The Air Force says not so, but it also assured us that was a Chinee weather balloon

In an Air Force experiment, AI drone kills its human operator

An AI-licensed drone trained to cause destruction turned on its human operator in a simulated test, a top Air Force official reportedly revealed at a London summit.

Air Force Colonel Tucker “Cinco” Hamilton said during a presentation at the Future Combat Air and Space Capabilities Summit that the artificial intelligence-enabled drone changed the course of the drone’s tasked mission and attacked the human.

Hamilton’s cautionary tale, which was relayed in a blog post by writers for the Royal Aeronautical Society, detailed how the AI-directed drone’s job was to find and destroy surface-to-air missile (SAM) sites during a Suppression of Enemy Air Defense mission.

But a human still had the final sign-off on whether to actually shoot at the site.

Because the drone was reinforced in training that shooting the sites was the preferred option, during the simulated test the AI came to the conclusion that any “no-go” instructions from the human were getting in the way of the greater mission of leveling the SAMs.

As a result, the AI reportedly attacked the operator in the stimulation.

“We were training it in simulation to identify and target a SAM threat. And then the operator would say yes, kill that threat. The system started (realizing) that while they did identify the threat at times the human operator would tell it not to kill that threat, but it got its points by killing that threat,” said Hamilton, who is the chief of AI Test and Operations for the Air Force.

“So what did it do? It killed the operator. It killed the operator because that person was keeping it from accomplishing its objective.”

But the story then became more surreal.

“We trained the system – ‘Hey don’t kill the operator – that’s bad,” Hamilton explained.
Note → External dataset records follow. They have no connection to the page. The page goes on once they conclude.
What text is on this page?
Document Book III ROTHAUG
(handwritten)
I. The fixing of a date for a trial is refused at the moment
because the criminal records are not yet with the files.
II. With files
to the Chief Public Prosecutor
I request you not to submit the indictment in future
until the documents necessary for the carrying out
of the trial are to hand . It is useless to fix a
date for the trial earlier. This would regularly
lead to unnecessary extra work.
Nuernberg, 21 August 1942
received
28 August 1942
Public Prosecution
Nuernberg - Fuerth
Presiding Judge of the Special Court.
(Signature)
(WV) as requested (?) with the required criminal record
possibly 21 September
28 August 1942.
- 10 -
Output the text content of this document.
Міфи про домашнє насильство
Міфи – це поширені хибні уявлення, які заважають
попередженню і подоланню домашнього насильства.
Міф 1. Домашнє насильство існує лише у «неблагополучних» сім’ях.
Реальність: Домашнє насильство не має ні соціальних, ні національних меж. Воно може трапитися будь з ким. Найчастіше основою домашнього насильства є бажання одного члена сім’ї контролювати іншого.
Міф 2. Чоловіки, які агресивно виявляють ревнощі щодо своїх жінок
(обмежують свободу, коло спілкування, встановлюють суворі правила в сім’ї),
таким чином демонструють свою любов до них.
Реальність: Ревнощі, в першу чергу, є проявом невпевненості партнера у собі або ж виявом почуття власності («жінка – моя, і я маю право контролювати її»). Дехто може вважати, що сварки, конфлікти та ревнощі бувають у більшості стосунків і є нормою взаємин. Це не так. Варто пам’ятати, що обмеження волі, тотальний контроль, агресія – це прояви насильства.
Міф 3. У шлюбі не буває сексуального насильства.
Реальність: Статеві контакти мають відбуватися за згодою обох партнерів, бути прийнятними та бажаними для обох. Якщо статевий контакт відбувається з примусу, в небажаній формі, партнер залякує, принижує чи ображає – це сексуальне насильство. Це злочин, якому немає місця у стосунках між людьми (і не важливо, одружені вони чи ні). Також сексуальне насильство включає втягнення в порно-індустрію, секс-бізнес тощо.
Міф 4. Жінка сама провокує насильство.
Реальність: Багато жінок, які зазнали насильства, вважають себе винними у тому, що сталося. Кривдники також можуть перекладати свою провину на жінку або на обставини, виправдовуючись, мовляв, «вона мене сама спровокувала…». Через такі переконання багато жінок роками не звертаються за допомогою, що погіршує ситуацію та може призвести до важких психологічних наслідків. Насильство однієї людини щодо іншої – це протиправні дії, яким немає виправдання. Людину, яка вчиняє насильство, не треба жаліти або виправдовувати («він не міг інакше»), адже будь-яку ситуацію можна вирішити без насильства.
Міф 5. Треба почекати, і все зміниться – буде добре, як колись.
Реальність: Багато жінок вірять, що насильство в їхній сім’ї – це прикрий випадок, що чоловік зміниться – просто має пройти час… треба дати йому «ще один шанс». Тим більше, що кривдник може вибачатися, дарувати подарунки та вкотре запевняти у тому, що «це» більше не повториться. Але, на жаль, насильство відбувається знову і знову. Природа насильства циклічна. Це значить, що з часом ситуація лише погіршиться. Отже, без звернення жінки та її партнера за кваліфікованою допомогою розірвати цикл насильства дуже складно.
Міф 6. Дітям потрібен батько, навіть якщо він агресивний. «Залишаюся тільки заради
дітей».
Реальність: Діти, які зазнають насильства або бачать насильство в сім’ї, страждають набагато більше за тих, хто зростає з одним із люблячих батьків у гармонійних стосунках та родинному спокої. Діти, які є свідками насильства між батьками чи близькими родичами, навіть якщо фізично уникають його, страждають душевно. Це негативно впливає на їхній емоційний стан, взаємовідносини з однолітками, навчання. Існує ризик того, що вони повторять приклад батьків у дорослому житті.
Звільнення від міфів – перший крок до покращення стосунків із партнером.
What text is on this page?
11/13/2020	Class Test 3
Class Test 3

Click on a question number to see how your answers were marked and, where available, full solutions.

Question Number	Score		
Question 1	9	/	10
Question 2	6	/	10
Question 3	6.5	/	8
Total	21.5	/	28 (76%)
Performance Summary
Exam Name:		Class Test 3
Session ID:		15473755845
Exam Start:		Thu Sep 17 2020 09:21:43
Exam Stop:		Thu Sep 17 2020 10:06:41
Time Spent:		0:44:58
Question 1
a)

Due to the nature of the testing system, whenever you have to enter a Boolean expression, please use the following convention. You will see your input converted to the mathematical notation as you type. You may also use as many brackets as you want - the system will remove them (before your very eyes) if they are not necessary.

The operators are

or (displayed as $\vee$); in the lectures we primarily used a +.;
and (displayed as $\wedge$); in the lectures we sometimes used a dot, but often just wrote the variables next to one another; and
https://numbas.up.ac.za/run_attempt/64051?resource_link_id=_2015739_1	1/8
“You’re gonna lose points if you do that’. So what does it start doing? It starts destroying the communication tower that the operator uses to communicate with the drone to stop it from killing the target.”

The USAF denies that this happened, but then it would, wouldn’t it?

An Air Force spokesperson, in a statement to Insider, denied the simulation described by Hamilton ever occurred.

“The Department of the Air Force has not conducted any such AI-drone simulations and remains committed to ethical and responsible use of AI technology,” spokesperson Ann Stefanek told the publication.

“It appears the colonel’s comments were taken out of context and were meant to be anecdotal.”

If it didn’t happen, and I’m betting it did, it probably will, soon.